Corrective surgery organizations love to make generalizations: $250 can save a child’s smile, $10000 makes children smile for miles, smiles are magical, frowns are a leading cause of death, etc. I asked the organizations I was looking at for more details, because there are all kinds of ways that numbers like that can be ambiguous … when I’m quoted $250 to fix a child’s cleft, does that include overhead? Donated supplies? Is it an average, or is it what I would actually be funding with a donation? Is it just for the initial surgery, and is that initial surgery enough to make the child smile/be functional for life?
My questions got a variety of responses, from actual information (more detailed budgets, information on followup surgery, etc.) to hostile accusations (I’ll talk about that one later) to … a movie (“In response to your request for added info, I wish to mail you a DVD”). Well, I’m a sucker for movies, so I was pretty pumped about this, and even talked myself into how a movie can capture what you can’t put into words etc. When the DVD arrived, I insisted to my GiveWell buddies that we get out some pretzels and watch it together.
Within seconds, the room was filled with moans: “Holden, what the !@#$?” “You’re going to give me nightmares, you !@#$!” “What are you making us watch?” I should have seen it coming, really. There has often been a disconnect between what I want to see and what nonprofits want me to see, but this is as big as it’s gotten, because I most definitely do not want to see this, and that movie was nothing but slide after slide of it. I went easy on you with that link, too–we were looking at closeups, surgeries in progress, the whole deal.
“Look, the guy told me to watch this video, he saw the questions I was asking, there must be something useful here,” I pleaded. “Just let me fast forward.” I fast-forwarded through more horrifying pictures, and more, and more … and we realized that we were basically looking at rotten.com, and there was no end in sight. Finally, with about 2 minutes left in the 10-minute video, we started seeing post-surgery pictures: smiling children with little scars on their lips. Great. I shut off the video and took out the DVD, which we voted to destroy.

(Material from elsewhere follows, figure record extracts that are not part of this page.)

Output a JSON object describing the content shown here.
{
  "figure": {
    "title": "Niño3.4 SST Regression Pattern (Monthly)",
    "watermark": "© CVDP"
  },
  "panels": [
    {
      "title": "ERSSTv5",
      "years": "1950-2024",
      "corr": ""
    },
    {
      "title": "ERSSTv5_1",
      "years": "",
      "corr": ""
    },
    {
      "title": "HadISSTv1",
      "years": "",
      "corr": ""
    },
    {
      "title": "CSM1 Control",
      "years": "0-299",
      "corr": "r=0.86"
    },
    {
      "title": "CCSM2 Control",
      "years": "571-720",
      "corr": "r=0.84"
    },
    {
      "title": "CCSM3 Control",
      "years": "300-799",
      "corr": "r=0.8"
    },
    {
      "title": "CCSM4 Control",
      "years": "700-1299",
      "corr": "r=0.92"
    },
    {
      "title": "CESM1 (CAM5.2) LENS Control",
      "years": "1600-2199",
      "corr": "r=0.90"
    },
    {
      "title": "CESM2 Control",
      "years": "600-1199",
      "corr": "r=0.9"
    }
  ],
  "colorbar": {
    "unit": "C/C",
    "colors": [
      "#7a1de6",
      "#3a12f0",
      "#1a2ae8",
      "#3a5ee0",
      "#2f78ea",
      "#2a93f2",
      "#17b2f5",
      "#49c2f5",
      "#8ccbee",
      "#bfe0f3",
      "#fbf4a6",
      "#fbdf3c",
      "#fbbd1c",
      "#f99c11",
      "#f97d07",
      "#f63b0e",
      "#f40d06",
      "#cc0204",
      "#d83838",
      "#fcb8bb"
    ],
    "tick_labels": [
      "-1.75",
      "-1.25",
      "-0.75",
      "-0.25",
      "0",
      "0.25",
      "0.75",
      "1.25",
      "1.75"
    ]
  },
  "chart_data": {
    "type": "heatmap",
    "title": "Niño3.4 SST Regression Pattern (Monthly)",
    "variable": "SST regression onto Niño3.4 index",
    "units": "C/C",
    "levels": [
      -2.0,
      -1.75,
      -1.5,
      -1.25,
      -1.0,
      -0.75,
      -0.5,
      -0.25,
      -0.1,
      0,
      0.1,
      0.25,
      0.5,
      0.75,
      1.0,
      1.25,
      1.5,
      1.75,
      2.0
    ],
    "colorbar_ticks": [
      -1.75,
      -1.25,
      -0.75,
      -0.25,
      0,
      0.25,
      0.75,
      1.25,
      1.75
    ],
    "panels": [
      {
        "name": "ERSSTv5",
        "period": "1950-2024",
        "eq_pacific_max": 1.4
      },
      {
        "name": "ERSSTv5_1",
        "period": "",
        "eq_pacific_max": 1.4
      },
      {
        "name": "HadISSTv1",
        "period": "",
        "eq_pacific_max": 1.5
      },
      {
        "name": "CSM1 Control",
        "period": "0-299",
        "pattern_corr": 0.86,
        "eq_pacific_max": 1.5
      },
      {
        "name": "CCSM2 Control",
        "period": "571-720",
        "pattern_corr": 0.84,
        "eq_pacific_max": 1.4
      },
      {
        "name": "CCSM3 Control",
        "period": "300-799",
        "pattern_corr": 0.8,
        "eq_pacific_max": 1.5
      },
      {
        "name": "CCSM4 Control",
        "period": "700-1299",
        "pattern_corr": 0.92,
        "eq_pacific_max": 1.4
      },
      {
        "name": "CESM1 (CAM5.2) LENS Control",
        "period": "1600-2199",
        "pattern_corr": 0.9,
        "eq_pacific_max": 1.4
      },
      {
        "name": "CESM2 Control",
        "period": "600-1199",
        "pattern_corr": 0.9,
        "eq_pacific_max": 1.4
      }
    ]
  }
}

Having a cleft sucks. I get it. Worse than not looking good is a host of other problems: feeding difficulties leading to malnutrition, speech defects, and societies that are often superstitious and ostracize deformed people in ways that the developed world doesn’t. I’ve been told that Chinese children with clefts are commonly left by the side of the road; on other regions, they’re believed to be supernaturally evil and are feared and shunned; in most places, they don’t go to school at all. I don’t need to spend 10 minutes trying not to puke up my dinner to understand this. I’ve moved on from “Can you have a reasonable life despite a cleft?” (you can’t) to a host of other questions about cost-effectiveness of methods, needs for followup surgeries, and most importantly: what ultimately happens to a person who gets his/her cleft fixed? What kinds of lives are made possible by these nonprofits’ activities?
With some exceptions, cleft nonprofits don’t market around these questions; they market around before-and-after pictures. It’s what I call Guilt Marketing: making someone feel bad, and reach for their wallet to ease the pain. It’s the wrong reason to give to charity. If you think of giving as something you have to do, you’ll treat it the same way you treat other things you have to do, like homework or taxes: you’ll wait until someone asks you to do it, and then you’ll basically do what you’re told.
I don’t think of charity as an obligation—none of this stuff is my fault, or yours—but as an opportunity, a chance to buy a better life for someone for about the same cost as a PlayStation. And just like buying a PlayStation, this is a decision I can’t make based on a picture.